He is an active supporter of the US cause and the invasion of Iraq, signing letters and petitions in favor of Donald Rumsfeld, along with Romain Goupil and André Glucksmann. Bruckner supported the leader of the right-wing Union for a Popular Movement (UMP) party, Nicolas Sarkozy, during the campaign of the 2007 presidential election, claiming that the French Left now incarnated "conservatism" and that Sarkozy was the true heir of May '68.

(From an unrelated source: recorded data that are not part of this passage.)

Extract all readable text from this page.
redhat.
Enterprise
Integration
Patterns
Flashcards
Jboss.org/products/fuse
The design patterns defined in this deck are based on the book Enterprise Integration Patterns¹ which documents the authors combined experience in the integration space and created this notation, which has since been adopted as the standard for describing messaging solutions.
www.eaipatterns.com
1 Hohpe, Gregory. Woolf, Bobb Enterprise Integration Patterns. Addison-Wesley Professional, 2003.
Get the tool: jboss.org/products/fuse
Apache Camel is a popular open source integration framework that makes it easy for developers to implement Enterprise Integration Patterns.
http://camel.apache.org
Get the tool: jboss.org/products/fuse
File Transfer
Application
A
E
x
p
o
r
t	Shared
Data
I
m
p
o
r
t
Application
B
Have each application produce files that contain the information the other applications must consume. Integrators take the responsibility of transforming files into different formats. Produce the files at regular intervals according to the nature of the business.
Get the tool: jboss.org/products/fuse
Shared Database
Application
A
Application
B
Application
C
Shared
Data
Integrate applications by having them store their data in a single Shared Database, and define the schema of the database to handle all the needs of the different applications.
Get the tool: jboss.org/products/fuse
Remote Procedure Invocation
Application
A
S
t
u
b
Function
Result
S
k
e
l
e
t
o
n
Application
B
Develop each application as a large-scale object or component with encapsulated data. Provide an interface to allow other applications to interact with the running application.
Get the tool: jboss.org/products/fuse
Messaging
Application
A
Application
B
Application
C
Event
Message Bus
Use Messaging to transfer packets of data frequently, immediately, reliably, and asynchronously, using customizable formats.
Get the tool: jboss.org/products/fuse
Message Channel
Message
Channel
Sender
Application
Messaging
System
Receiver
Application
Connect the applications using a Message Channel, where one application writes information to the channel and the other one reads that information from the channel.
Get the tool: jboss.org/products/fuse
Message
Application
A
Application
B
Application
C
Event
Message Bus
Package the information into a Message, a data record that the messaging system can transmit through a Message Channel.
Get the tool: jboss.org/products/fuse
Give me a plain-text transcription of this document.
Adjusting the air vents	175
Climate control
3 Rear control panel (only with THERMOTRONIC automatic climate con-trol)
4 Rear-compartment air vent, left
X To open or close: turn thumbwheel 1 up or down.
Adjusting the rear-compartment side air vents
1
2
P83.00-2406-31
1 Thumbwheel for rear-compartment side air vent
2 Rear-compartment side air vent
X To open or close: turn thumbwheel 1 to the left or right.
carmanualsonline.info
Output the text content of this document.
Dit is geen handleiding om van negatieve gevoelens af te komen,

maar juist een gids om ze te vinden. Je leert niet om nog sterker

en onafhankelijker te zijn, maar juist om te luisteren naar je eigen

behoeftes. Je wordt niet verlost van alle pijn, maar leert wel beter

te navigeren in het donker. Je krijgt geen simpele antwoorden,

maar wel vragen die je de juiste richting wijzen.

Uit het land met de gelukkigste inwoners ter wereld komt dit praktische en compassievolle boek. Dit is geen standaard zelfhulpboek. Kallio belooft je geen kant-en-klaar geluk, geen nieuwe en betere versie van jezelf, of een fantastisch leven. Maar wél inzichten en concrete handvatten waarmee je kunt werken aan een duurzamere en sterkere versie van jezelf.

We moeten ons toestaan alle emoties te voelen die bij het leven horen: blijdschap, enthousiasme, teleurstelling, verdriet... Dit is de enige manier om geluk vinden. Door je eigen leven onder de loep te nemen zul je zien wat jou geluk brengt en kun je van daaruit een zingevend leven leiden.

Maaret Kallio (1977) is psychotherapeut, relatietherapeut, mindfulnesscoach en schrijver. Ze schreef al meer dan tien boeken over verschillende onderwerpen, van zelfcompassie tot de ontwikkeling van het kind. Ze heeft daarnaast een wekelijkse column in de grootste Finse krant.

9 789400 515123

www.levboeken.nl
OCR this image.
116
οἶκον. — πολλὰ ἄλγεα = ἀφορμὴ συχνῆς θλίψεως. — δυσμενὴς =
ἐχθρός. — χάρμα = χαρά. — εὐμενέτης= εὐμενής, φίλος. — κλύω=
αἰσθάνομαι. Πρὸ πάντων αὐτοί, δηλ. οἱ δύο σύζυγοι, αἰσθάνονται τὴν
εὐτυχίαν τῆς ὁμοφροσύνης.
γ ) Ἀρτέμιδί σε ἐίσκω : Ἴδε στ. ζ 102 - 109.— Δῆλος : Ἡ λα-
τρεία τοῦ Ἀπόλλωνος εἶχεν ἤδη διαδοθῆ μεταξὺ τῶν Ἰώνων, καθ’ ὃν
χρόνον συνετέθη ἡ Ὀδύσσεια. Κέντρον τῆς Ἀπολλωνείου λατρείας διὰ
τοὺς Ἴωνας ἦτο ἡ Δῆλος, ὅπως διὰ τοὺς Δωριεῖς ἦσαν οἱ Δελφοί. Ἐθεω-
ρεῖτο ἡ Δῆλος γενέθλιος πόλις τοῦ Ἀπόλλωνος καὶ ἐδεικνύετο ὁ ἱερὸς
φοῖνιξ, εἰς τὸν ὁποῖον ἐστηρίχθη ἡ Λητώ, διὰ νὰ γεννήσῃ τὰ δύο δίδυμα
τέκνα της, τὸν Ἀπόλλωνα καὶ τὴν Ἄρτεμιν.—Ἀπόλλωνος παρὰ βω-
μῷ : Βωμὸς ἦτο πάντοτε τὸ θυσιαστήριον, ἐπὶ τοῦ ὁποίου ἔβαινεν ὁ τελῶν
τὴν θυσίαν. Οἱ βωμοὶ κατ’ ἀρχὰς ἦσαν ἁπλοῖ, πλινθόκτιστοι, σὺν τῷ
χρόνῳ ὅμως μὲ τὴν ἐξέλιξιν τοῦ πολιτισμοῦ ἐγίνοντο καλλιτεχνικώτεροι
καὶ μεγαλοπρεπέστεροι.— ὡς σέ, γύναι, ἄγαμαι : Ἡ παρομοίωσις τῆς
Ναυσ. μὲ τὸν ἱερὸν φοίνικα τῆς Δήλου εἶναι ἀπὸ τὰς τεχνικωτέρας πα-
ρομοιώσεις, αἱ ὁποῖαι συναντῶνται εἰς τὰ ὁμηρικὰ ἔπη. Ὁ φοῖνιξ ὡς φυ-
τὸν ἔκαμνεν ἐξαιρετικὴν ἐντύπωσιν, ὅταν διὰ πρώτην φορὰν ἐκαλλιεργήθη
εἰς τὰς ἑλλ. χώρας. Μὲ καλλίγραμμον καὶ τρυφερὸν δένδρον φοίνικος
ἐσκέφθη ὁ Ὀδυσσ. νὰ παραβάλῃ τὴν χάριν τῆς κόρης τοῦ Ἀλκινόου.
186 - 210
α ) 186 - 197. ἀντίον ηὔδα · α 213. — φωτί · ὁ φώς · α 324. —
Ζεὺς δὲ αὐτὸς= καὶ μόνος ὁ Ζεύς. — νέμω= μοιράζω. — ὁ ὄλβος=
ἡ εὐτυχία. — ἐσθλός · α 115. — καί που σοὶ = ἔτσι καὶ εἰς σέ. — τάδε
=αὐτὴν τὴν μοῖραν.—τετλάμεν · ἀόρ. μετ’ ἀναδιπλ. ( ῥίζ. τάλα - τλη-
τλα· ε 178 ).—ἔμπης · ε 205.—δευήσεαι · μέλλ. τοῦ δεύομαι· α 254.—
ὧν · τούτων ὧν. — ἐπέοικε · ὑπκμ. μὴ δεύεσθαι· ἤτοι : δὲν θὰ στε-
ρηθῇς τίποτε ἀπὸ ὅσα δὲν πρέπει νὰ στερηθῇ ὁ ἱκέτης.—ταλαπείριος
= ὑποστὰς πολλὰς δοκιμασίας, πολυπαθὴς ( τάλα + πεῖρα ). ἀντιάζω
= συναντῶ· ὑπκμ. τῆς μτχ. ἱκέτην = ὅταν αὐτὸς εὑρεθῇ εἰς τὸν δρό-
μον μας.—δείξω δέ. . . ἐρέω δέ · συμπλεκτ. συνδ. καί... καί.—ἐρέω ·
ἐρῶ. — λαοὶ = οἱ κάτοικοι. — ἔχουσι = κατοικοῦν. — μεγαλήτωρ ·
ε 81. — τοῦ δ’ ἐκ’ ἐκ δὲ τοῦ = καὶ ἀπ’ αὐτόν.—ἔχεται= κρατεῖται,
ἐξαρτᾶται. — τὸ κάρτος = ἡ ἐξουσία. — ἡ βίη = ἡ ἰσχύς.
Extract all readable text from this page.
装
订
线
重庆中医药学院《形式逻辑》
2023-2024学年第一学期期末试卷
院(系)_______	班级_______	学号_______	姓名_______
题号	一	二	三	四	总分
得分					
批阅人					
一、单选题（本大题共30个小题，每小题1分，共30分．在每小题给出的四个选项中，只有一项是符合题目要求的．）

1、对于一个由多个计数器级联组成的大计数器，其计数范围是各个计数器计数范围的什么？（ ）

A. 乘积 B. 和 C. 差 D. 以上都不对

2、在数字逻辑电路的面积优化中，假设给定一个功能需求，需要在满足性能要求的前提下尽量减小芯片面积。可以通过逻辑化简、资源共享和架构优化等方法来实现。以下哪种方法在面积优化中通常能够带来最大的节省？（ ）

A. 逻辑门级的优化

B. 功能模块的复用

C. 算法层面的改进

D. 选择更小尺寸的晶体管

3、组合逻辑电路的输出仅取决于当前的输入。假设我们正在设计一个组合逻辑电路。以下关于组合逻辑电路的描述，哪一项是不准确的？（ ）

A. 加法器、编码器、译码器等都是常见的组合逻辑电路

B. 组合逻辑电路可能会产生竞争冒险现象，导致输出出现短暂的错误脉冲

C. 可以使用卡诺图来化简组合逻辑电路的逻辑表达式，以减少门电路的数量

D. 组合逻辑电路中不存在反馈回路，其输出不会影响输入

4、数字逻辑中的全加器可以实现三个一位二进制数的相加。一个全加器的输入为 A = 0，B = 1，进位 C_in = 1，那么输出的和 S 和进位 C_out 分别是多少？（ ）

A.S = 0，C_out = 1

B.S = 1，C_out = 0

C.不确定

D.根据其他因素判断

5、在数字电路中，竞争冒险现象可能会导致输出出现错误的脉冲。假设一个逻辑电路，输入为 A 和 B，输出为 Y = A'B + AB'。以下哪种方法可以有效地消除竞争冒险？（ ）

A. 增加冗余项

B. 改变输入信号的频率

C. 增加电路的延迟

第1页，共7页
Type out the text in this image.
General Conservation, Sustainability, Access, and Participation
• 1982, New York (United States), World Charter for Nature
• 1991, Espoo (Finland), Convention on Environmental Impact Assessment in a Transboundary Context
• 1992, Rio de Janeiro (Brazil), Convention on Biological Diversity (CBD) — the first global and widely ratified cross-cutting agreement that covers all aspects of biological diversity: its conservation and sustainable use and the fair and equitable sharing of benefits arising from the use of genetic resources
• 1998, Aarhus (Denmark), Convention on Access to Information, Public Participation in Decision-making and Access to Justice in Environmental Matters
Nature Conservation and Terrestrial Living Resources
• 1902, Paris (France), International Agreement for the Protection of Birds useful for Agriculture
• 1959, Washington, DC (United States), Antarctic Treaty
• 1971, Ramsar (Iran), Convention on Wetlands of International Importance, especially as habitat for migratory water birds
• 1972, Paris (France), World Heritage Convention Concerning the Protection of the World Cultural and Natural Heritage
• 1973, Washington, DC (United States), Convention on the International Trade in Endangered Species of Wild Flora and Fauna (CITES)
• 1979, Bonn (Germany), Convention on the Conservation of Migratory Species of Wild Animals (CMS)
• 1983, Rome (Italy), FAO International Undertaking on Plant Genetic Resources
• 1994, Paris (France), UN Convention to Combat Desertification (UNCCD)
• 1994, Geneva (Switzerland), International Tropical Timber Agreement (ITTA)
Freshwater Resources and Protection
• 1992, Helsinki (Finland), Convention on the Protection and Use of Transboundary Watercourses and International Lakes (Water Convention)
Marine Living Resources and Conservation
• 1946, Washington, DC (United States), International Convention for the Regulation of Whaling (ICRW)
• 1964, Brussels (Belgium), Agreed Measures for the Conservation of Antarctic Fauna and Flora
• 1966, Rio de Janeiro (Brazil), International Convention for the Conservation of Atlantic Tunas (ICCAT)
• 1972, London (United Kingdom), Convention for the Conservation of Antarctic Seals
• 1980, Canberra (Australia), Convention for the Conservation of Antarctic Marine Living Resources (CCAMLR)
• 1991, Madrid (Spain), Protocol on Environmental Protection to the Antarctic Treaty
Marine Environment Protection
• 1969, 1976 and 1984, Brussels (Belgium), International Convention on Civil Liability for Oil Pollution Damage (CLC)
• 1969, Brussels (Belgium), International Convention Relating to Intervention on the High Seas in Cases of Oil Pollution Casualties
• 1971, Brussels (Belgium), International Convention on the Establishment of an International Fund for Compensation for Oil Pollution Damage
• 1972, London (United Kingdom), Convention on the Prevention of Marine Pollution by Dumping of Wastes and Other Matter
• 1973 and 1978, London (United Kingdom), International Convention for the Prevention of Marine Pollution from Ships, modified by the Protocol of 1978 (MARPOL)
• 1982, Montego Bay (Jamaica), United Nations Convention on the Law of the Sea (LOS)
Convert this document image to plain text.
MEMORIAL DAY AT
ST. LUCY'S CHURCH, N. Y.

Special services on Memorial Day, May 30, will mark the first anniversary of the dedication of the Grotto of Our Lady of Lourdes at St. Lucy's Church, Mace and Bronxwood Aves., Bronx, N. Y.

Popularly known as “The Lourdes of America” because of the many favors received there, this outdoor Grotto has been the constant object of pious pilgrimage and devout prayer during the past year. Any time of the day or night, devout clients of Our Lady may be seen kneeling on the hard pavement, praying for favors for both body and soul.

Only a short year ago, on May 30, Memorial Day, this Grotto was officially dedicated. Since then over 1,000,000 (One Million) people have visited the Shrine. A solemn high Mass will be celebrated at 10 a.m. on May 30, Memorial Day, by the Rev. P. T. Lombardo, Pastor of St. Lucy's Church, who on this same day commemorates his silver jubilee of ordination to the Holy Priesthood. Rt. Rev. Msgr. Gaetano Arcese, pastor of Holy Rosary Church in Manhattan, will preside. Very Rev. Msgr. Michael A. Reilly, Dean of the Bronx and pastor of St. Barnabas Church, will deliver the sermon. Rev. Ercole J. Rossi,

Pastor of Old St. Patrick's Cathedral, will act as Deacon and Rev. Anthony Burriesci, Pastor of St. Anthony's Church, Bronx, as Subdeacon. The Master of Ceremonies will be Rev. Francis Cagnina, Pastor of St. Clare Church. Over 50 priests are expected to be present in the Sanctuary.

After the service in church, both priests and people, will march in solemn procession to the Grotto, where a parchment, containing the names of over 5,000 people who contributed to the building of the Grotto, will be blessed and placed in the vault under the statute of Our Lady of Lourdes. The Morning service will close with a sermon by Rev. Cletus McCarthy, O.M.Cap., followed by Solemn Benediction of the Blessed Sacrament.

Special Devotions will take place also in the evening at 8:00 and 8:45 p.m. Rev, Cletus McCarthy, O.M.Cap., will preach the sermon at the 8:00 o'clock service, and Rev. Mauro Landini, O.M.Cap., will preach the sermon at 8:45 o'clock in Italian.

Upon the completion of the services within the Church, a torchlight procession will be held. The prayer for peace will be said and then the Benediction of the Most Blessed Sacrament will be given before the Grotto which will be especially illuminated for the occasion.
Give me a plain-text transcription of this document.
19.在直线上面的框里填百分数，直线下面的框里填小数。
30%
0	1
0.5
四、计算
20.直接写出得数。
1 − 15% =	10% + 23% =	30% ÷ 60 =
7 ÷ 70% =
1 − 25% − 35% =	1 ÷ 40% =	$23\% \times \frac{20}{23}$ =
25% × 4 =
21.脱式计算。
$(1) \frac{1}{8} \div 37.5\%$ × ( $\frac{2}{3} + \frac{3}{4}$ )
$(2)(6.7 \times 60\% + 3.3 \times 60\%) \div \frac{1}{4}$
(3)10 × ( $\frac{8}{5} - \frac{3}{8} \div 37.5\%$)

His fiery polemic stance against multiculturalism has kindled an international debate. In this tribune titled "Enlightenment fundamentalism or racism of the anti-racists?", which defended in particular Ayaan Hirsi Ali by criticizing other tribunes by Ian Buruma and Timothy Garton Ash, Bruckner brings in defence of his wide attack on Enlightenment, the position of modern philosopher ranging from Heidegger to Gadamer, Derrida, Horkheimer and Theodor Adorno, mentioning how they had all joined together to say that "all the evils of our epoch were spawned by this philosophical and literary episode [the Enlightenment ]: capitalism, colonialism, totalitarianism", although later in the text settling for a preferable form of Enlightenment, as opposed to Anglo-Saxon Enlightenment, by admitting that "Denouncing the excesses of the Enlightenment in the concepts that it forged means being true to its spirit.